Il faut savoir que MySpace est un service web créé par Xdrive, une société spécialisée dans la publicité en ligne et qui gère un certain nombre de sites plus ou moins «communautaires», soit autant de supports de publicité – et si possible de publicité ciblée, la plus lucrative. Le lancement de MySpace s’est accompagné d’une campagne marketing intense, dont le cœur a été le réseau géré par Xdrive. On trouvera quelques informations à ce sujet dans l’article suivant (en anglais), mais j’avais lu à ce sujet un article plus complet, dont j’ai malheureusement perdu la référence. Si quelqu’un l’a sous la main…
Quelques aspects intéressants
MySpace a néanmoins certains aspects innovants:
- Premièrement, il facilite particulièrement la création de liens entre diverses pages MySpace, via le système des «amis». À la différence des blogs «classique» ou les liens vers d’autres blogs sont relégués en périphérie du blog (dans une colonne à droite, par exemple), les «amis» d’un utilisateur MySpace sont visibles, avec une photo ou illustration et leur nom d’utilisateur, dans le corps même de la page de l’utilisateur. MySpace met donc particulièrement en avant l’aspect réseau social… et vise avant tout un public adolescent, friand de ce genre de «mises en relation».
- Deuxièmement, l’aggrégation de plusieurs services (présentation générale, blog, écoute d’extraits musicaux) en a fait très vite un site incontournable pour les musiciens, tout genre confondu. Pour beaucoup, leur page MySpace devient leur principal site vitrine.
- Troisièmement, et c’est là que je vois une évolution vraiment intéressante, les morceaux en écoute sur MySpace (directement depuis la page de l’artiste) sont la plupart du temps des morceaux complets. Voilà qui nous change des extraits de vingt ou trente secondes! De plus, il est également possible de les proposer au téléchargement.
Bien sûr, ce dernier aspect n’a rien de révolutionnaire. On est encore loin de l’innovation fondamentale que représente, sur le marché de la musique, la libre diffusion[2] Malgré tout, des artistes indépendants ou non, jusqu’ici frileux, acceptent maintenant de mettre en écoute complète plusieurs de leur titres, voire de les proposer au téléchargement.
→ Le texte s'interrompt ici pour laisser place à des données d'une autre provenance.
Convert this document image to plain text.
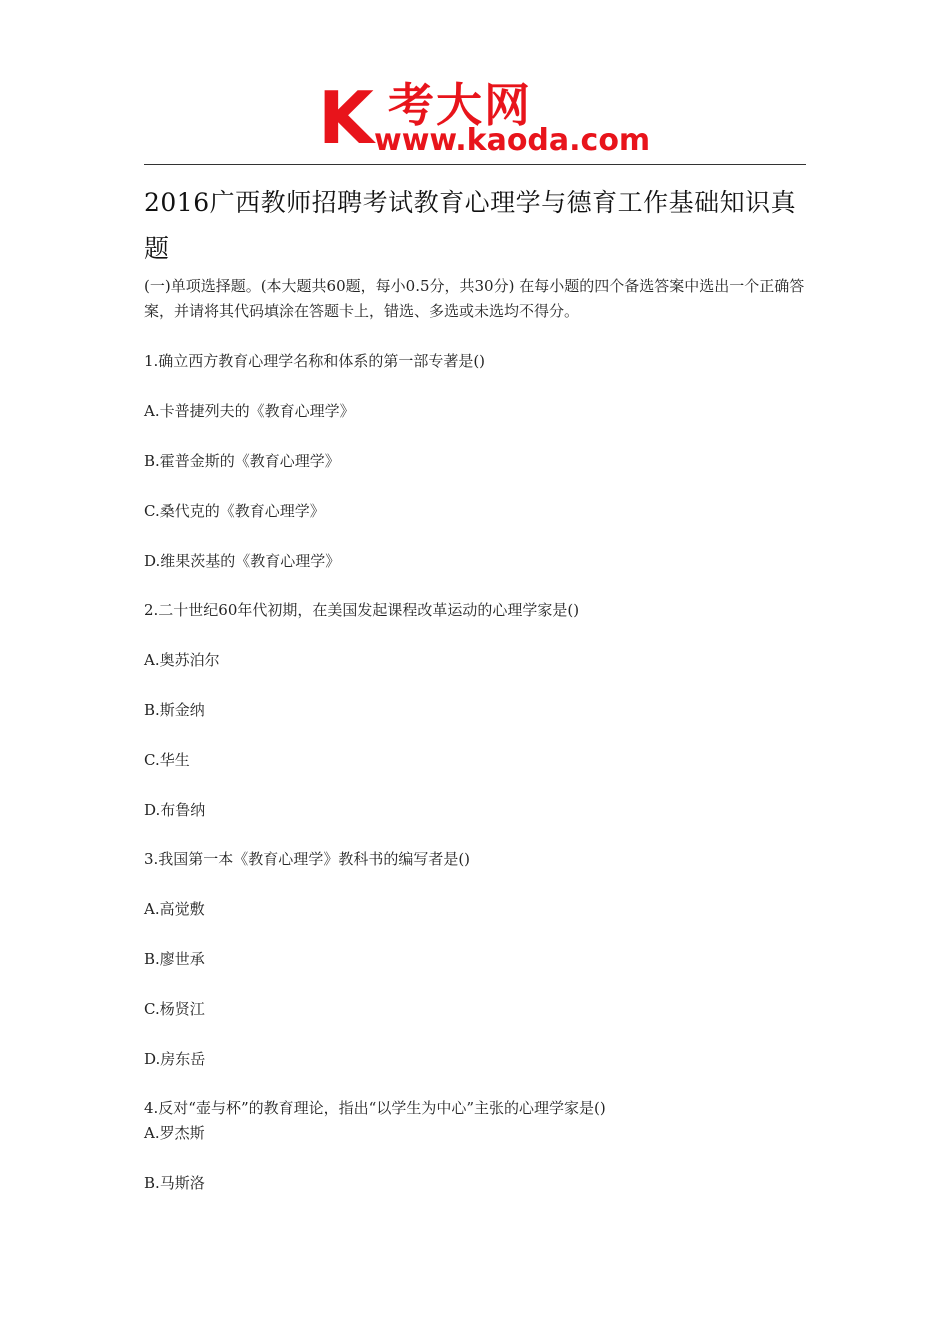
K 考大网
www.kaoda.com
2016广西教师招聘考试教育心理学与德育工作基础知识真题
(一)单项选择题。(本大题共60题，每小0.5分，共30分) 在每小题的四个备选答案中选出一个正确答案，并请将其代码填涂在答题卡上，错选、多选或未选均不得分。
1.确立西方教育心理学名称和体系的第一部专著是()
A.卡普捷列夫的《教育心理学》
B.霍普金斯的《教育心理学》
C.桑代克的《教育心理学》
D.维果茨基的《教育心理学》
2.二十世纪60年代初期，在美国发起课程改革运动的心理学家是()
A.奥苏泊尔
B.斯金纳
C.华生
D.布鲁纳
3.我国第一本《教育心理学》教科书的编写者是()
A.高觉敷
B.廖世承
C.杨贤江
D.房东岳
4.反对“壶与杯”的教育理论，指出“以学生为中心”主张的心理学家是()
A.罗杰斯
B.马斯洛
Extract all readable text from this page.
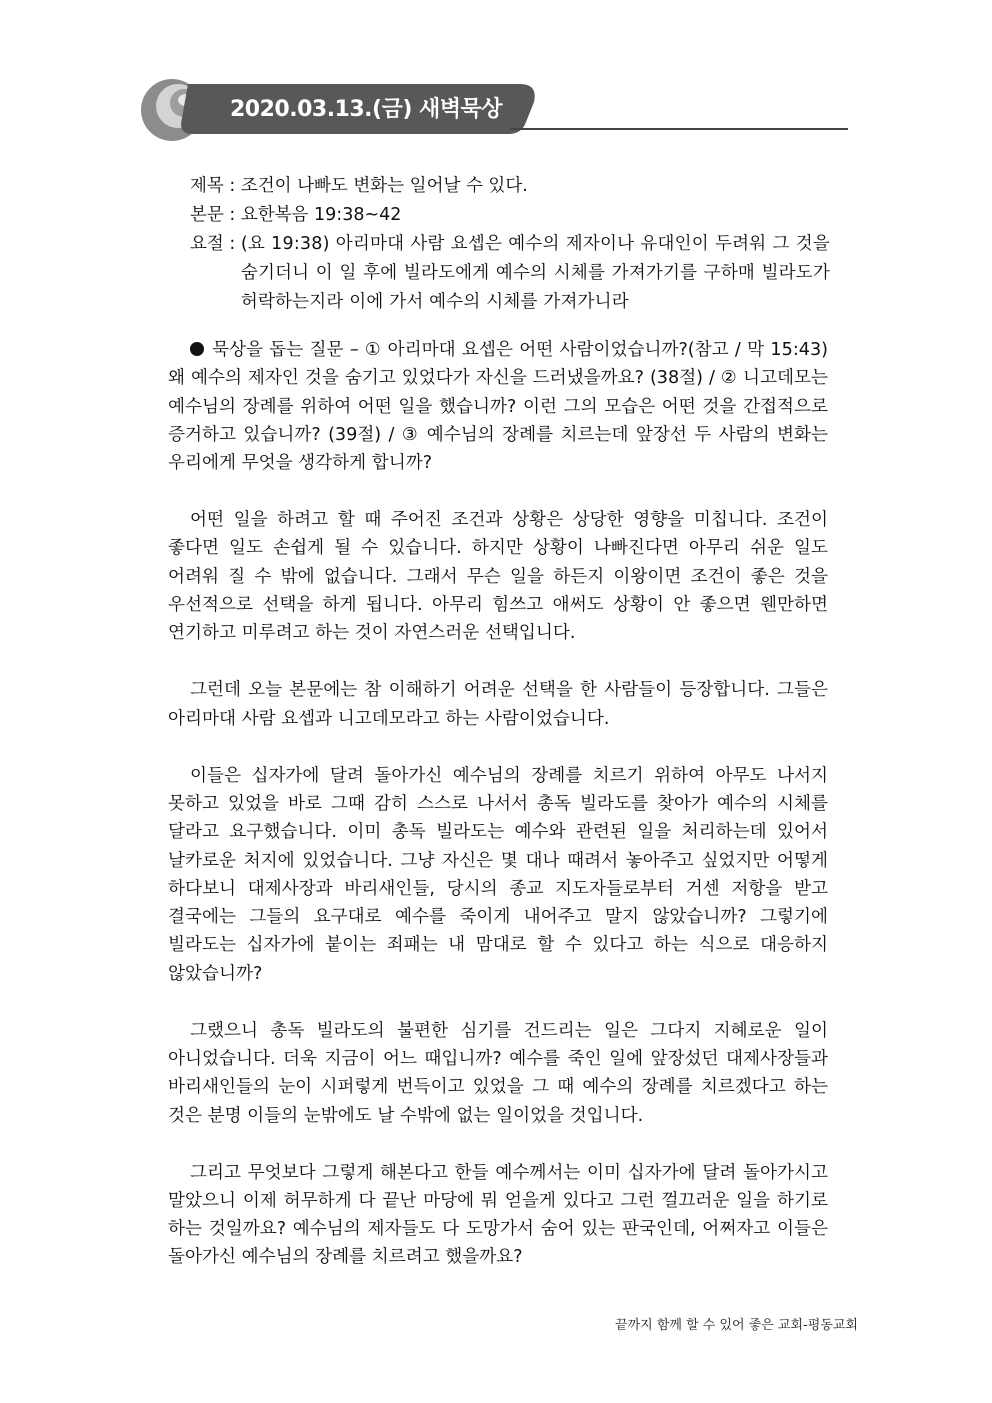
2020.03.13.(금) 새벽묵상
제목 : 조건이 나빠도 변화는 일어날 수 있다.
본문 : 요한복음 19:38~42
요절 : (요 19:38) 아리마대 사람 요셉은 예수의 제자이나 유대인이 두려워 그 것을 숨기더니 이 일 후에 빌라도에게 예수의 시체를 가져가기를 구하매 빌라도가 허락하는지라 이에 가서 예수의 시체를 가져가니라

묵상을 돕는 질문 – ① 아리마대 요셉은 어떤 사람이었습니까?(참고 / 막 15:43) 왜 예수의 제자인 것을 숨기고 있었다가 자신을 드러냈을까요? (38절) / ② 니고데모는 예수님의 장례를 위하여 어떤 일을 했습니까? 이런 그의 모습은 어떤 것을 간접적으로 증거하고 있습니까? (39절) / ③ 예수님의 장례를 치르는데 앞장선 두 사람의 변화는 우리에게 무엇을 생각하게 합니까?

어떤 일을 하려고 할 때 주어진 조건과 상황은 상당한 영향을 미칩니다. 조건이 좋다면 일도 손쉽게 될 수 있습니다. 하지만 상황이 나빠진다면 아무리 쉬운 일도 어려워 질 수 밖에 없습니다. 그래서 무슨 일을 하든지 이왕이면 조건이 좋은 것을 우선적으로 선택을 하게 됩니다. 아무리 힘쓰고 애써도 상황이 안 좋으면 웬만하면 연기하고 미루려고 하는 것이 자연스러운 선택입니다.

그런데 오늘 본문에는 참 이해하기 어려운 선택을 한 사람들이 등장합니다. 그들은 아리마대 사람 요셉과 니고데모라고 하는 사람이었습니다.

이들은 십자가에 달려 돌아가신 예수님의 장례를 치르기 위하여 아무도 나서지 못하고 있었을 바로 그때 감히 스스로 나서서 총독 빌라도를 찾아가 예수의 시체를 달라고 요구했습니다. 이미 총독 빌라도는 예수와 관련된 일을 처리하는데 있어서 날카로운 처지에 있었습니다. 그냥 자신은 몇 대나 때려서 놓아주고 싶었지만 어떻게 하다보니 대제사장과 바리새인들, 당시의 종교 지도자들로부터 거센 저항을 받고 결국에는 그들의 요구대로 예수를 죽이게 내어주고 말지 않았습니까? 그렇기에 빌라도는 십자가에 붙이는 죄패는 내 맘대로 할 수 있다고 하는 식으로 대응하지 않았습니까?

그랬으니 총독 빌라도의 불편한 심기를 건드리는 일은 그다지 지혜로운 일이 아니었습니다. 더욱 지금이 어느 때입니까? 예수를 죽인 일에 앞장섰던 대제사장들과 바리새인들의 눈이 시퍼렇게 번득이고 있었을 그 때 예수의 장례를 치르겠다고 하는 것은 분명 이들의 눈밖에도 날 수밖에 없는 일이었을 것입니다.

그리고 무엇보다 그렇게 해본다고 한들 예수께서는 이미 십자가에 달려 돌아가시고 말았으니 이제 허무하게 다 끝난 마당에 뭐 얻을게 있다고 그런 껄끄러운 일을 하기로 하는 것일까요? 예수님의 제자들도 다 도망가서 숨어 있는 판국인데, 어쩌자고 이들은 돌아가신 예수님의 장례를 치르려고 했을까요?

끝까지 함께 할 수 있어 좋은 교회-평동교회
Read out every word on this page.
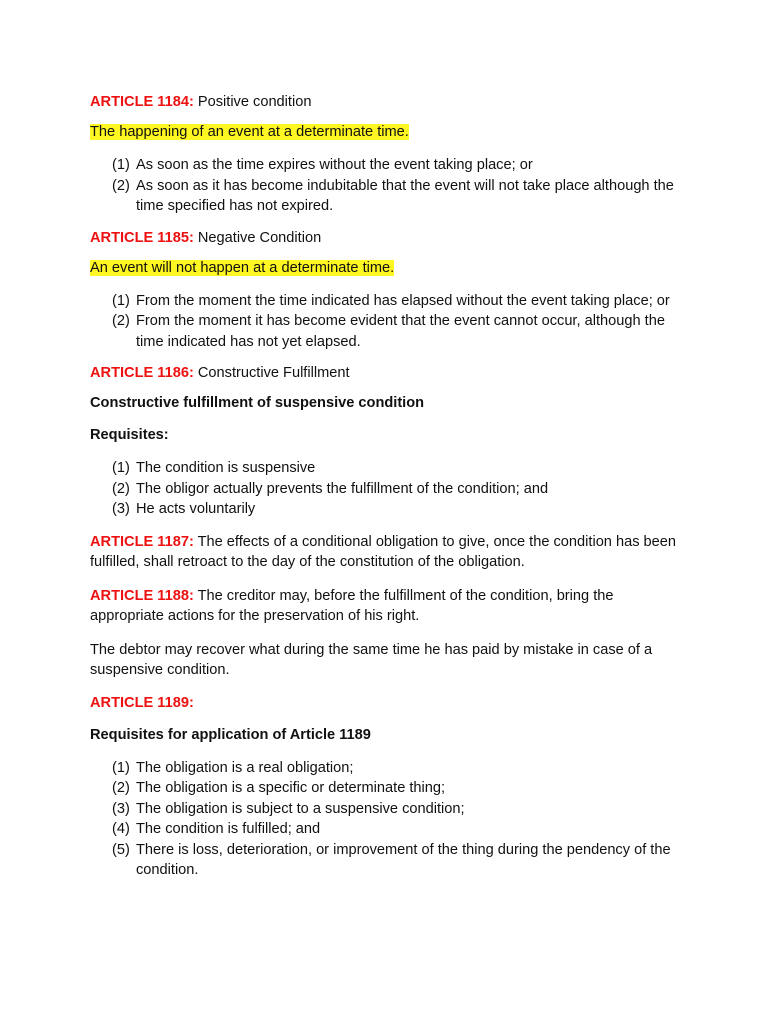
ARTICLE 1184: Positive condition

The happening of an event at a determinate time.

(1) As soon as the time expires without the event taking place; or
(2) As soon as it has become indubitable that the event will not take place although the time specified has not expired.

ARTICLE 1185: Negative Condition

An event will not happen at a determinate time.

(1) From the moment the time indicated has elapsed without the event taking place; or
(2) From the moment it has become evident that the event cannot occur, although the time indicated has not yet elapsed.

ARTICLE 1186: Constructive Fulfillment

Constructive fulfillment of suspensive condition

Requisites:

(1) The condition is suspensive
(2) The obligor actually prevents the fulfillment of the condition; and
(3) He acts voluntarily

ARTICLE 1187: The effects of a conditional obligation to give, once the condition has been fulfilled, shall retroact to the day of the constitution of the obligation.

ARTICLE 1188: The creditor may, before the fulfillment of the condition, bring the appropriate actions for the preservation of his right.

The debtor may recover what during the same time he has paid by mistake in case of a suspensive condition.

ARTICLE 1189:

Requisites for application of Article 1189

(1) The obligation is a real obligation;
(2) The obligation is a specific or determinate thing;
(3) The obligation is subject to a suspensive condition;
(4) The condition is fulfilled; and
(5) There is loss, deterioration, or improvement of the thing during the pendency of the condition.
Tout simplement, ils se sont rendus compte que c’est dans leur intérêt, surtout lorsqu’ils n’ont pas la possibilité de diffuser leur musique dans les médias (radios, télévision)!
Un groupe comme Marillion[3], par exemple, avait jusqu’ici refusé les écoutes complètes de leurs morceaux, même sur leur propre site web (où l’on ne trouve que de courts extraits). Par contre, sur leur page MySpace, on peut non seulement écouter plusieurs titres complets, dont la chanson Neverland et ses dix minutes (que je vous conseille, au passage), mais également télécharger certains titres[4]. Ce n’est pas une révolution, mais la simple idée qu’en donner plus au public n’est pas incompatible avec le commerce de la musique – bien au contraire – continue à faire son chemin. Et l’application radicale de cette idée c’est, au delà du téléchargement gratuit de quelques titres ou de tout un album, la libre diffusion qui favorise la dissémination de la musique…
Conclusion: un service à surveiller
MySpace est donc à surveiller de près, d’autant plus que la possibilité pour les artistes inscrits d’y vendre directement leur musique (sans DRM) devrait faire son apparition prochainement.
Récemment, MySpace est sorti dans plusieurs versions régionalisées, dont une version française (en phase BETA, bien sûr). La concurrence avec Skyblog, autre réseau social (de blogs, cette fois) visant les adolescents, risque d’être rude!:D
Notes
[1] Le patron de News Corporation.
[2] Je pense que l’on peut affirmer, en ce qui concerne la musique, que la libre diffusion représente une des innovations fondamentales les plus significatives de ces dernières années.
[3] Groupe britannique disposant d’une fan-base non négligeable mais vieillissante, et snobés – comme beaucoup d’autres – par les médias et la presse musicale.
[4] On remarquera juste qu’il manque des tags ID3, qu’il faudra éditer à la main.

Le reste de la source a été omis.